The Dynamic Proto-atmospheres around Low-Mass Planets with Eccentric Orbits

TL;DR

This study uses radiation-hydrodynamics simulations to explore how low-mass planets on eccentric orbits develop and retain proto-atmospheres, revealing the effects of bow shocks, gas recycling, and orbital dynamics on atmospheric mass and stability.

Contribution

It introduces a 2D radiative model for proto-atmospheres around eccentric low-mass planets, highlighting the impact of orbital eccentricity and gas recycling on atmospheric retention.

Findings

Eccentric planets have atmospheres 3-4 orders of magnitude less massive than circular orbit planets.

Supersonic environments can help planets retain early atmospheres despite bow shock stripping.
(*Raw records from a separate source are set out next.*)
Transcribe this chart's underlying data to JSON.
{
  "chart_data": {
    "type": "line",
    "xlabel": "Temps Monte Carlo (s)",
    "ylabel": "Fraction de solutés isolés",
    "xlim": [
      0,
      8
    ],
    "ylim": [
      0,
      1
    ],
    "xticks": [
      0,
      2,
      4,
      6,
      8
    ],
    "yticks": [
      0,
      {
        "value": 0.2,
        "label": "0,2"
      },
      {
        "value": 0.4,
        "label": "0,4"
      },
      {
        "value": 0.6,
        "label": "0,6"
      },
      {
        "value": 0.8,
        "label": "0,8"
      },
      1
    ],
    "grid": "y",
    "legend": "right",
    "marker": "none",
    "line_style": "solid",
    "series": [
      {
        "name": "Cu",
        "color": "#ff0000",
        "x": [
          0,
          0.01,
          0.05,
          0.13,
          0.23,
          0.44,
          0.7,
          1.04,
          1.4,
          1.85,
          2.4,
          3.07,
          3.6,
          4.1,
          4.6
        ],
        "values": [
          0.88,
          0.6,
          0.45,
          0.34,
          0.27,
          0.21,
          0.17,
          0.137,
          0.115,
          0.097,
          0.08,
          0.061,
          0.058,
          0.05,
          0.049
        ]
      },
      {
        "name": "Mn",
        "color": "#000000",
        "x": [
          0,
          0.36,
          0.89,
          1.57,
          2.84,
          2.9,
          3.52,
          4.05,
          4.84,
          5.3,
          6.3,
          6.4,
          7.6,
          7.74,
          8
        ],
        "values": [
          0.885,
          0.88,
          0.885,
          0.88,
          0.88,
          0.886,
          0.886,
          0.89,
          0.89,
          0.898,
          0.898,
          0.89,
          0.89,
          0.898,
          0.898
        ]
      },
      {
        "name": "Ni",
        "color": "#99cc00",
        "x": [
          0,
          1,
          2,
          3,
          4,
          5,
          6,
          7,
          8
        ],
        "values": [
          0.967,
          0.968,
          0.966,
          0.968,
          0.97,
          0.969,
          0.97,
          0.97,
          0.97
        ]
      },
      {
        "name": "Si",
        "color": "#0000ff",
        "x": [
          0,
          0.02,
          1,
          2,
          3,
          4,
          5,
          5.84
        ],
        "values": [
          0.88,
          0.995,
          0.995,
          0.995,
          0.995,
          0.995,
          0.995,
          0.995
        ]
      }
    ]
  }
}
Atmospheric properties oscillate with orbital phase, showing lag and interaction with disk gas.

Abstract

Protoplanets are able to accrete primordial atmospheres when embedded in the gaseous protoplanetary disk. The formation and structure of the proto-atmosphere are subject to the planet--disk environment and orbital effects. Especially, when planets are on eccentric orbits, their relative velocities to the gas can exceed the sound speed. The planets generate atmosphere-stripping bow shocks. We investigate the proto-atmospheres on low-mass planets with eccentric orbits with radiation-hydrodynamics simulations. A 2D radiative model of the proto-atmosphere is established with tabulated opacities for the gas and dust. The solutions reveal large-scale gas recycling inside a bow shock structure. The atmospheres on eccentric planets are typically three to four orders of magnitude less massive than those of planets with circular orbits. Overall, however, a supersonic environment is favorable for planets to keep an early stable atmosphere, rather than harmful, due to the steady gas supply through the recycling flow. We also quantitatively explore how such atmospheres are affected by the relative velocity of the planet to the gas, the planet mass, and the background gas density. Our time-dependent simulations track the orbital evolution of the proto-atmosphere with the planet--disk parameters changing throughout the orbit. Atmospheric properties show oscillatory patterns as the planet travels on an eccentric orbit, with a lag in phase. To sum up, low-mass eccentric planets can retain small proto-atmospheres despite the stripping effects of bow shocks. The atmospheres are always connected to and interacting with the disk gas. These findings provide important insights into the impacts of migration and scattering on planetary proto-atmospheres.